Worker's Comp Law Upheld By Appeals Court
In a dispute about treatment of a shoulder injury, a state appeals court Tuesday rejected a constitutional challenge to part of Florida’s workers’ compensation insurance laws.
A three-judge panel of the 1st District Court of Appeal issued a 14-page decision in a case filed by Teresita De Jesus Abreu against the Broward County School Board and Broward’s Riverland Elementary School.
While the decision did not detail the circumstances of the injury, Abreu injured her shoulder while at work in 2015. Workers’ compensation insurance covered surgery to address a partial rotator-cuff tear. But Abreu continued to have pain and sought coverage of another shoulder surgery as recommended by an orthopedic physician who had not been authorized under the workers’ compensation coverage.
That led to a dispute about whether the additional surgery was needed, and a judge of compensation claims appointed what is known as an “expert medical adviser” to offer an opinion. The expert medical adviser said Abreu should not receive the additional surgery, and the judge denied coverage for the procedure.
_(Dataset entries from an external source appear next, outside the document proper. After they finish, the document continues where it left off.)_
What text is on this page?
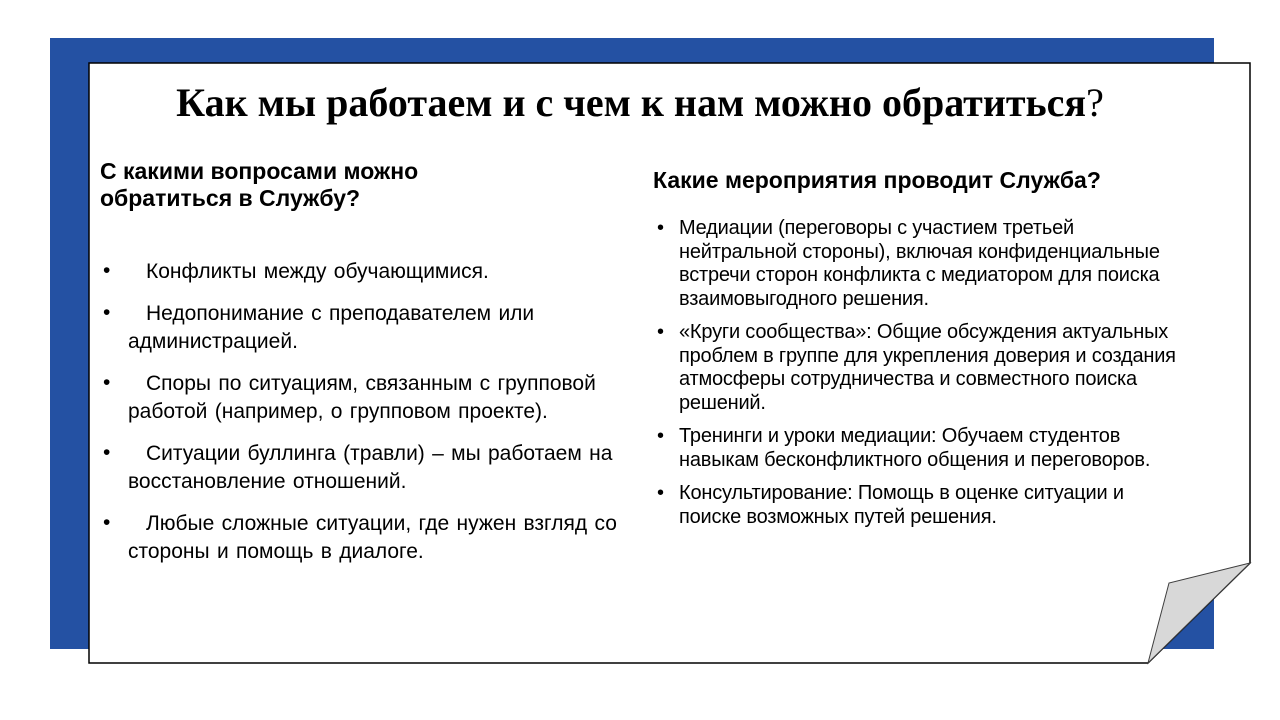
Как мы работаем и с чем к нам можно обратиться?
С какими вопросами можно обратиться в Службу?
•	Конфликты между обучающимися.
•	Недопонимание с преподавателем или администрацией.
•	Споры по ситуациям, связанным с групповой работой (например, о групповом проекте).
•	Ситуации буллинга (травли) – мы работаем на восстановление отношений.
•	Любые сложные ситуации, где нужен взгляд со стороны и помощь в диалоге.
Какие мероприятия проводит Служба?
• Медиации (переговоры с участием третьей нейтральной стороны), включая конфиденциальные встречи сторон конфликта с медиатором для поиска взаимовыгодного решения.
• «Круги сообщества»: Общие обсуждения актуальных проблем в группе для укрепления доверия и создания атмосферы сотрудничества и совместного поиска решений.
• Тренинги и уроки медиации: Обучаем студентов навыкам бесконфликтного общения и переговоров.
• Консультирование: Помощь в оценке ситуации и поиске возможных путей решения.
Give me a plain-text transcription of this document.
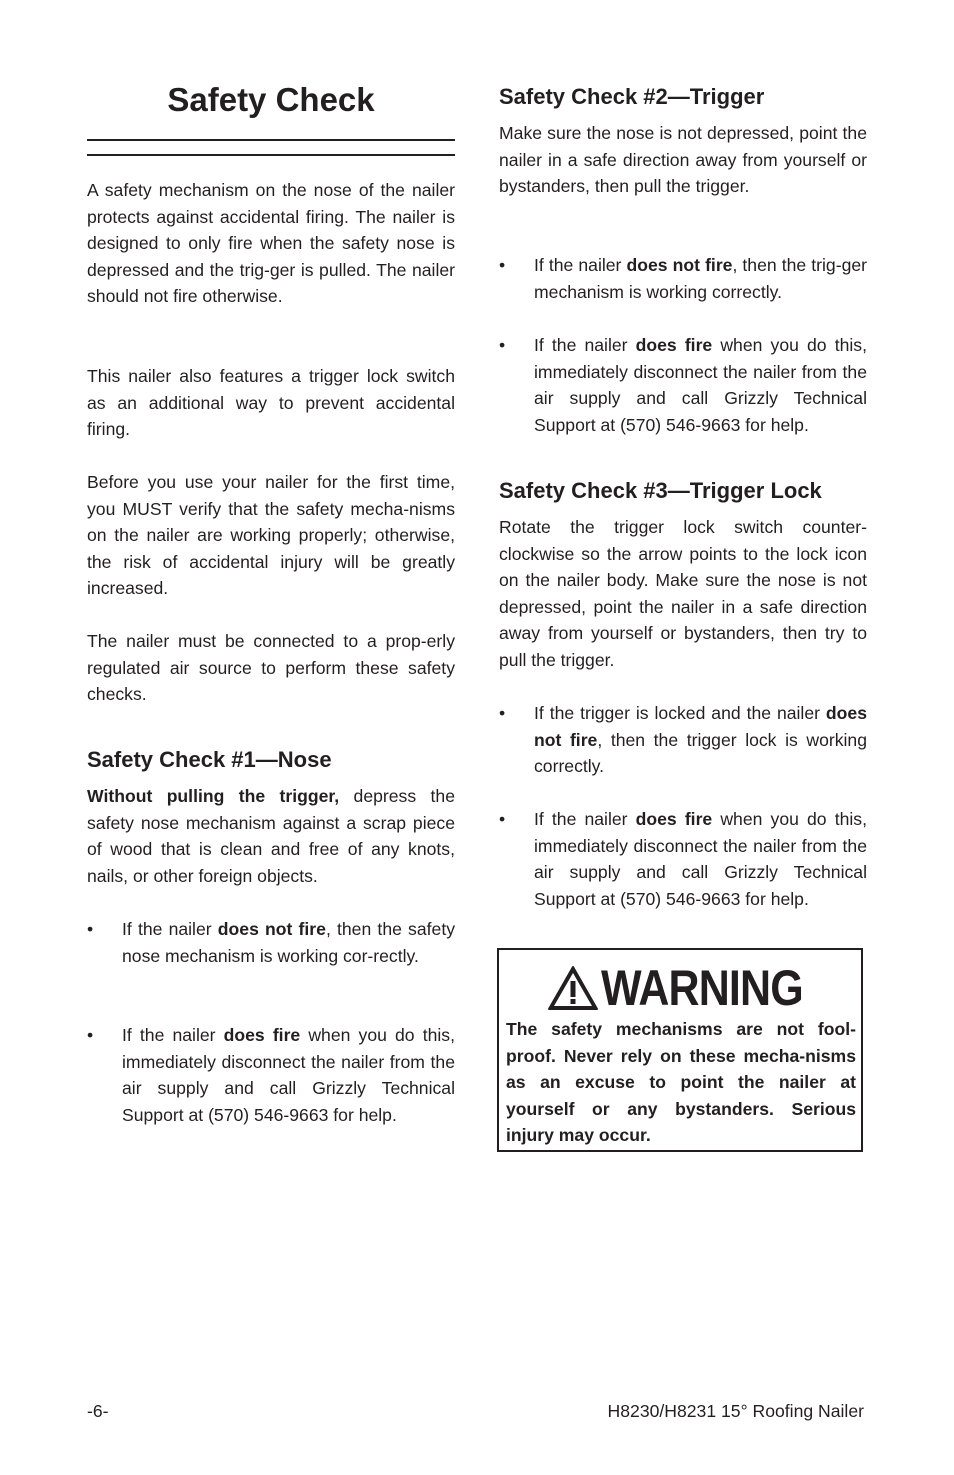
Safety Check

A safety mechanism on the nose of the nailer protects against accidental firing. The nailer is designed to only fire when the safety nose is depressed and the trig-ger is pulled. The nailer should not fire otherwise.

This nailer also features a trigger lock switch as an additional way to prevent accidental firing.

Before you use your nailer for the first time, you MUST verify that the safety mecha-nisms on the nailer are working properly; otherwise, the risk of accidental injury will be greatly increased.

The nailer must be connected to a prop-erly regulated air source to perform these safety checks.

Safety Check #1—Nose

Without pulling the trigger, depress the safety nose mechanism against a scrap piece of wood that is clean and free of any knots, nails, or other foreign objects.

• If the nailer does not fire, then the safety nose mechanism is working cor-rectly.

• If the nailer does fire when you do this, immediately disconnect the nailer from the air supply and call Grizzly Technical Support at (570) 546-9663 for help.

Safety Check #2—Trigger

Make sure the nose is not depressed, point the nailer in a safe direction away from yourself or bystanders, then pull the trigger.

• If the nailer does not fire, then the trig-ger mechanism is working correctly.

• If the nailer does fire when you do this, immediately disconnect the nailer from the air supply and call Grizzly Technical Support at (570) 546-9663 for help.

Safety Check #3—Trigger Lock

Rotate the trigger lock switch counter-clockwise so the arrow points to the lock icon on the nailer body. Make sure the nose is not depressed, point the nailer in a safe direction away from yourself or bystanders, then try to pull the trigger.

• If the trigger is locked and the nailer does not fire, then the trigger lock is working correctly.

• If the nailer does fire when you do this, immediately disconnect the nailer from the air supply and call Grizzly Technical Support at (570) 546-9663 for help.

WARNING
The safety mechanisms are not fool-proof. Never rely on these mecha-nisms as an excuse to point the nailer at yourself or any bystanders. Serious injury may occur.
-6-	H8230/H8231 15° Roofing Nailer
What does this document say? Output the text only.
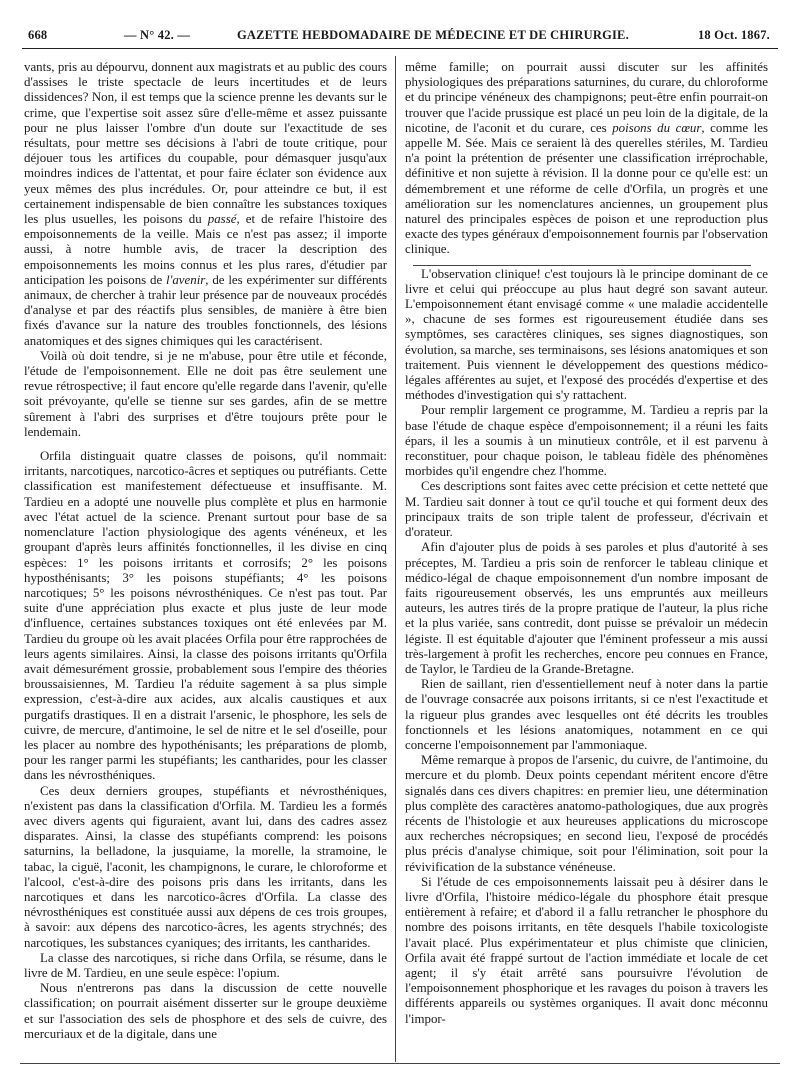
668	— N° 42. —	GAZETTE HEBDOMADAIRE DE MÉDECINE ET DE CHIRURGIE.	18 Oct. 1867.

vants, pris au dépourvu, donnent aux magistrats et au public des cours d'assises le triste spectacle de leurs incertitudes et de leurs dissidences? Non, il est temps que la science prenne les devants sur le crime, que l'expertise soit assez sûre d'elle-même et assez puissante pour ne plus laisser l'ombre d'un doute sur l'exactitude de ses résultats, pour mettre ses décisions à l'abri de toute critique, pour déjouer tous les artifices du coupable, pour démasquer jusqu'aux moindres indices de l'attentat, et pour faire éclater son évidence aux yeux mêmes des plus incrédules. Or, pour atteindre ce but, il est certainement indispensable de bien connaître les substances toxiques les plus usuelles, les poisons du passé, et de refaire l'histoire des empoisonnements de la veille. Mais ce n'est pas assez; il importe aussi, à notre humble avis, de tracer la description des empoisonnements les moins connus et les plus rares, d'étudier par anticipation les poisons de l'avenir, de les expérimenter sur différents animaux, de chercher à trahir leur présence par de nouveaux procédés d'analyse et par des réactifs plus sensibles, de manière à être bien fixés d'avance sur la nature des troubles fonctionnels, des lésions anatomiques et des signes chimiques qui les caractérisent.

Voilà où doit tendre, si je ne m'abuse, pour être utile et féconde, l'étude de l'empoisonnement. Elle ne doit pas être seulement une revue rétrospective; il faut encore qu'elle regarde dans l'avenir, qu'elle soit prévoyante, qu'elle se tienne sur ses gardes, afin de se mettre sûrement à l'abri des surprises et d'être toujours prête pour le lendemain.

Orfila distinguait quatre classes de poisons, qu'il nommait: irritants, narcotiques, narcotico-âcres et septiques ou putréfiants. Cette classification est manifestement défectueuse et insuffisante. M. Tardieu en a adopté une nouvelle plus complète et plus en harmonie avec l'état actuel de la science. Prenant surtout pour base de sa nomenclature l'action physiologique des agents vénéneux, et les groupant d'après leurs affinités fonctionnelles, il les divise en cinq espèces: 1° les poisons irritants et corrosifs; 2° les poisons hyposthénisants; 3° les poisons stupéfiants; 4° les poisons narcotiques; 5° les poisons névrosthéniques. Ce n'est pas tout. Par suite d'une appréciation plus exacte et plus juste de leur mode d'influence, certaines substances toxiques ont été enlevées par M. Tardieu du groupe où les avait placées Orfila pour être rapprochées de leurs agents similaires. Ainsi, la classe des poisons irritants qu'Orfila avait démesurément grossie, probablement sous l'empire des théories broussaisiennes, M. Tardieu l'a réduite sagement à sa plus simple expression, c'est-à-dire aux acides, aux alcalis caustiques et aux purgatifs drastiques. Il en a distrait l'arsenic, le phosphore, les sels de cuivre, de mercure, d'antimoine, le sel de nitre et le sel d'oseille, pour les placer au nombre des hypothénisants; les préparations de plomb, pour les ranger parmi les stupéfiants; les cantharides, pour les classer dans les névrosthéniques.

Ces deux derniers groupes, stupéfiants et névrosthéniques, n'existent pas dans la classification d'Orfila. M. Tardieu les a formés avec divers agents qui figuraient, avant lui, dans des cadres assez disparates. Ainsi, la classe des stupéfiants comprend: les poisons saturnins, la belladone, la jusquiame, la morelle, la stramoine, le tabac, la ciguë, l'aconit, les champignons, le curare, le chloroforme et l'alcool, c'est-à-dire des poisons pris dans les irritants, dans les narcotiques et dans les narcotico-âcres d'Orfila. La classe des névrosthéniques est constituée aussi aux dépens de ces trois groupes, à savoir: aux dépens des narcotico-âcres, les agents strychnés; des narcotiques, les substances cyaniques; des irritants, les cantharides.

La classe des narcotiques, si riche dans Orfila, se résume, dans le livre de M. Tardieu, en une seule espèce: l'opium.

Nous n'entrerons pas dans la discussion de cette nouvelle classification; on pourrait aisément disserter sur le groupe deuxième et sur l'association des sels de phosphore et des sels de cuivre, des mercuriaux et de la digitale, dans une

même famille; on pourrait aussi discuter sur les affinités physiologiques des préparations saturnines, du curare, du chloroforme et du principe vénéneux des champignons; peut-être enfin pourrait-on trouver que l'acide prussique est placé un peu loin de la digitale, de la nicotine, de l'aconit et du curare, ces poisons du cœur, comme les appelle M. Sée. Mais ce seraient là des querelles stériles, M. Tardieu n'a point la prétention de présenter une classification irréprochable, définitive et non sujette à révision. Il la donne pour ce qu'elle est: un démembrement et une réforme de celle d'Orfila, un progrès et une amélioration sur les nomenclatures anciennes, un groupement plus naturel des principales espèces de poison et une reproduction plus exacte des types généraux d'empoisonnement fournis par l'observation clinique.

L'observation clinique! c'est toujours là le principe dominant de ce livre et celui qui préoccupe au plus haut degré son savant auteur. L'empoisonnement étant envisagé comme « une maladie accidentelle », chacune de ses formes est rigoureusement étudiée dans ses symptômes, ses caractères cliniques, ses signes diagnostiques, son évolution, sa marche, ses terminaisons, ses lésions anatomiques et son traitement. Puis viennent le développement des questions médico-légales afférentes au sujet, et l'exposé des procédés d'expertise et des méthodes d'investigation qui s'y rattachent.

Pour remplir largement ce programme, M. Tardieu a repris par la base l'étude de chaque espèce d'empoisonnement; il a réuni les faits épars, il les a soumis à un minutieux contrôle, et il est parvenu à reconstituer, pour chaque poison, le tableau fidèle des phénomènes morbides qu'il engendre chez l'homme.

Ces descriptions sont faites avec cette précision et cette netteté que M. Tardieu sait donner à tout ce qu'il touche et qui forment deux des principaux traits de son triple talent de professeur, d'écrivain et d'orateur.

Afin d'ajouter plus de poids à ses paroles et plus d'autorité à ses préceptes, M. Tardieu a pris soin de renforcer le tableau clinique et médico-légal de chaque empoisonnement d'un nombre imposant de faits rigoureusement observés, les uns empruntés aux meilleurs auteurs, les autres tirés de la propre pratique de l'auteur, la plus riche et la plus variée, sans contredit, dont puisse se prévaloir un médecin légiste. Il est équitable d'ajouter que l'éminent professeur a mis aussi très-largement à profit les recherches, encore peu connues en France, de Taylor, le Tardieu de la Grande-Bretagne.

Rien de saillant, rien d'essentiellement neuf à noter dans la partie de l'ouvrage consacrée aux poisons irritants, si ce n'est l'exactitude et la rigueur plus grandes avec lesquelles ont été décrits les troubles fonctionnels et les lésions anatomiques, notamment en ce qui concerne l'empoisonnement par l'ammoniaque.

Même remarque à propos de l'arsenic, du cuivre, de l'antimoine, du mercure et du plomb. Deux points cependant méritent encore d'être signalés dans ces divers chapitres: en premier lieu, une détermination plus complète des caractères anatomo-pathologiques, due aux progrès récents de l'histologie et aux heureuses applications du microscope aux recherches nécropsiques; en second lieu, l'exposé de procédés plus précis d'analyse chimique, soit pour l'élimination, soit pour la révivification de la substance vénéneuse.

Si l'étude de ces empoisonnements laissait peu à désirer dans le livre d'Orfila, l'histoire médico-légale du phosphore était presque entièrement à refaire; et d'abord il a fallu retrancher le phosphore du nombre des poisons irritants, en tête desquels l'habile toxicologiste l'avait placé. Plus expérimentateur et plus chimiste que clinicien, Orfila avait été frappé surtout de l'action immédiate et locale de cet agent; il s'y était arrêté sans poursuivre l'évolution de l'empoisonnement phosphorique et les ravages du poison à travers les différents appareils ou systèmes organiques. Il avait donc méconnu l'impor-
Abreu’s attorney raised a series of constitutional arguments challenging part of state law that deals with expert medical advisers. Among other things, the appeal argued that state law gives too much legal weight to the opinions of expert medical advisers, violating due-process rights.
But the appeals court disagreed.
“The essence of claimant’s due process argument is that the presumption of correctness (of the expert medical adviser’s opinion) is too strong --- that requiring a claimant to present clear and convincing evidence to overcome the presumption is an insurmountable task, especially in light of the restrictions on admissible testimony in workers’ compensation cases,” appeals-court Judge M. Kemmerly Thomas wrote in the decision joined fully by Chief Judge Brad Thomas. “We cannot agree. The EMA (expert medical adviser) presumption is not irrebuttable and is permitted elsewhere in the law.”
Judge Lori Rowe agreed with the result but did not sign on to the decision.